Conventionally, for measurement of various constituents in body fluid, a method has been adopted in which measurement is conducted by use of specific enzymatic substances capable of reacting with specific constituents in the body fluid. Especially, measurement of blood glucose level is important for monitoring a patient's condition. Therefore, self-monitoring of blood glucose is recommended in which daily variation in blood glucose level is monitored by the patient himself or herself.
In the measurement, it is necessary, for example, for the patient to puncture the skin of the patient's finger or the like with a puncturing device having a puncture needle, to press the surroundings of the punctured part with a finger or the like to squeeze out blood, and to take the squeezed-out blood into a disposable sensor mounted to a measuring device. Therefore, this approach has had a problem as to workability.
To help ease the complicated nature of this measurement effort, a device has been proposed in recent years in which a sensor and a puncture needle are integrated.
For instance, Japanese Patent Laid-open No. 2007-54407 describes two electrodes arranged in a tubular puncture needle in which a cavity exists. The electrodes in the puncture needle are connected to a control substrate through electric wires, and measurement of a current is conducted.

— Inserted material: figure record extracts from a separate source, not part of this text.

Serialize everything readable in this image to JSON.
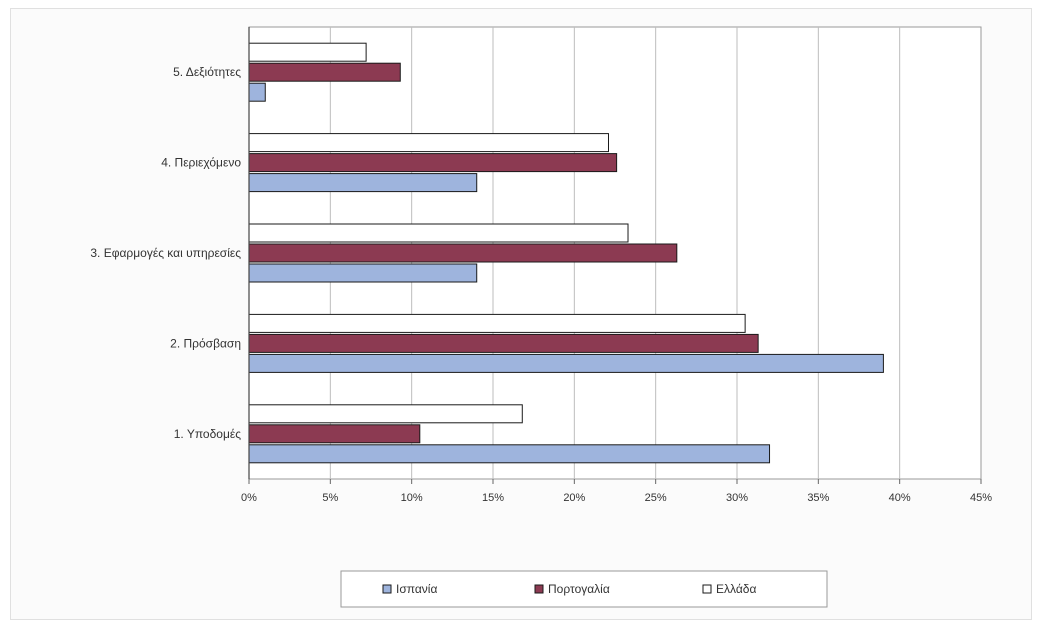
{
  "chart_data": {
    "type": "bar",
    "orientation": "horizontal",
    "title": "",
    "xlabel": "",
    "ylabel": "",
    "categories": [
      "1. Υποδομές",
      "2. Πρόσβαση",
      "3. Εφαρμογές και υπηρεσίες",
      "4. Περιεχόμενο",
      "5. Δεξιότητες"
    ],
    "series": [
      {
        "name": "Ισπανία",
        "color": "#9eb4dd",
        "values": [
          32,
          39,
          14,
          14,
          1
        ]
      },
      {
        "name": "Πορτογαλία",
        "color": "#8c3a52",
        "values": [
          10.5,
          31.3,
          26.3,
          22.6,
          9.3
        ]
      },
      {
        "name": "Ελλάδα",
        "color": "#ffffff",
        "values": [
          16.8,
          30.5,
          23.3,
          22.1,
          7.2
        ]
      }
    ],
    "xlim": [
      0,
      45
    ],
    "xticks": [
      0,
      5,
      10,
      15,
      20,
      25,
      30,
      35,
      40,
      45
    ],
    "tick_labels": [
      "0%",
      "5%",
      "10%",
      "15%",
      "20%",
      "25%",
      "30%",
      "35%",
      "40%",
      "45%"
    ],
    "grid": true,
    "legend": {
      "placement": "bottom-center",
      "items": [
        "Ισπανία",
        "Πορτογαλία",
        "Ελλάδα"
      ]
    }
  }
}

In this method, the blood glucose level can be measured by using the blood sampled into the puncture needle. Therefore, the amount of blood needed for measurement can be reduced. In addition, after the patient's skin is punctured with the puncture needle, the measurement can be performed directly in that condition. This makes it possible to alleviate the burden on the patient.
Japanese Patent Laid-open No. Hei 9-94231 describes that an oxygen fixation working electrode, a counter electrode and a reference electrode are arranged in a capillary tube connected to a minute injection needle. In this method, blood is guided into the capillary tube through the minute injection needle by capillarity, and an oxidation current is measured by the three electrodes in the capillary tube.

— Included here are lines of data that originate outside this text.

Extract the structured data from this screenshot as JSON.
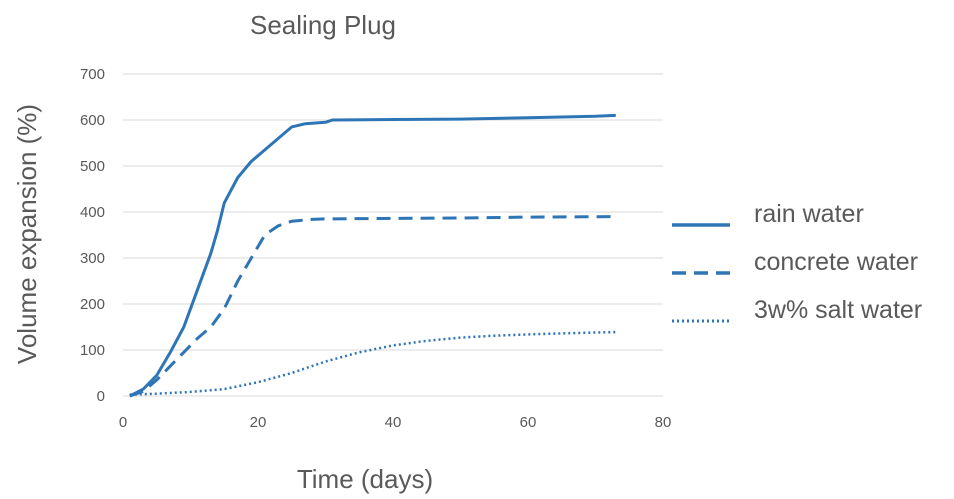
{
  "chart_data": {
    "type": "line",
    "title": "Sealing Plug",
    "xlabel": "Time (days)",
    "ylabel": "Volume expansion (%)",
    "xlim": [
      0,
      80
    ],
    "ylim": [
      0,
      700
    ],
    "xticks": [
      0,
      20,
      40,
      60,
      80
    ],
    "yticks": [
      0,
      100,
      200,
      300,
      400,
      500,
      600,
      700
    ],
    "grid": "horizontal",
    "legend_position": "right",
    "color": "#2e75b6",
    "series": [
      {
        "name": "rain water",
        "style": "solid",
        "points": [
          [
            1,
            0
          ],
          [
            3,
            15
          ],
          [
            5,
            45
          ],
          [
            7,
            95
          ],
          [
            9,
            150
          ],
          [
            11,
            230
          ],
          [
            13,
            310
          ],
          [
            14,
            360
          ],
          [
            15,
            420
          ],
          [
            17,
            475
          ],
          [
            19,
            510
          ],
          [
            21,
            535
          ],
          [
            23,
            560
          ],
          [
            25,
            585
          ],
          [
            27,
            592
          ],
          [
            30,
            595
          ],
          [
            31,
            600
          ],
          [
            40,
            601
          ],
          [
            50,
            602
          ],
          [
            60,
            605
          ],
          [
            70,
            608
          ],
          [
            73,
            610
          ]
        ]
      },
      {
        "name": "concrete water",
        "style": "dashed",
        "points": [
          [
            1,
            0
          ],
          [
            3,
            10
          ],
          [
            5,
            35
          ],
          [
            7,
            65
          ],
          [
            9,
            95
          ],
          [
            11,
            125
          ],
          [
            13,
            150
          ],
          [
            15,
            190
          ],
          [
            17,
            250
          ],
          [
            19,
            300
          ],
          [
            21,
            350
          ],
          [
            23,
            370
          ],
          [
            25,
            380
          ],
          [
            28,
            384
          ],
          [
            30,
            385
          ],
          [
            40,
            386
          ],
          [
            50,
            387
          ],
          [
            60,
            389
          ],
          [
            73,
            390
          ]
        ]
      },
      {
        "name": "3w% salt water",
        "style": "dotted",
        "points": [
          [
            1,
            3
          ],
          [
            5,
            5
          ],
          [
            10,
            9
          ],
          [
            15,
            15
          ],
          [
            20,
            30
          ],
          [
            25,
            50
          ],
          [
            30,
            75
          ],
          [
            35,
            95
          ],
          [
            40,
            110
          ],
          [
            45,
            120
          ],
          [
            50,
            127
          ],
          [
            55,
            131
          ],
          [
            60,
            134
          ],
          [
            65,
            136
          ],
          [
            70,
            138
          ],
          [
            73,
            139
          ]
        ]
      }
    ]
  }
}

On the other hand, a method of manufacturing a tubular body having a cavity therein along its longitudinal direction, such as an injection needle, is proposed in Japanese Patent No. 3943390. In this method, first a thin metal sheet is blanked into a development shape of the desired tubular body. Then, the thin sheet in the development shape of the tubular body is gradually rounded by press working, to mold it into a tubular shape.
In the technique described in Japanese Patent Laid-open No. 2007-54407, however, it is necessary, after separate production of a puncture needle and electrodes, to immobilize the electrodes in a minute space inside the puncture needle. Thus, this technique has problems in regard of immobilization accuracy and productivity.
In addition, for accurate detection of a current generated by an enzymatic reaction, it is desirable to keep the distance between the two electrodes constant. When there is unevenness in the immobilization accuracy of the electrodes as above-mentioned, however, dispersion in the inter-electrode distance is generated, making it impossible to perform a highly accurate constituent detection.
The technique described in Japanese Patent Laid-open No. Hei 9-94231 requires insertion of a working electrode, a counter electrode and a reference electrode which are formed in a small-diameter rod-like shape have into a capillary tube. Since the three electrodes are immobilized in the cavity of the capillary tube, it is difficult to arrange the electrodes with high positional accuracy. Therefore, dispersion in inter-electrode distance is liable to be generated, possibly influencing the constituent detection accuracy.
In addition, two members consisting of the puncture needle and the capillary tube are needed, and a step of connecting them together is also needed, leading to a rise in manufacturing cost.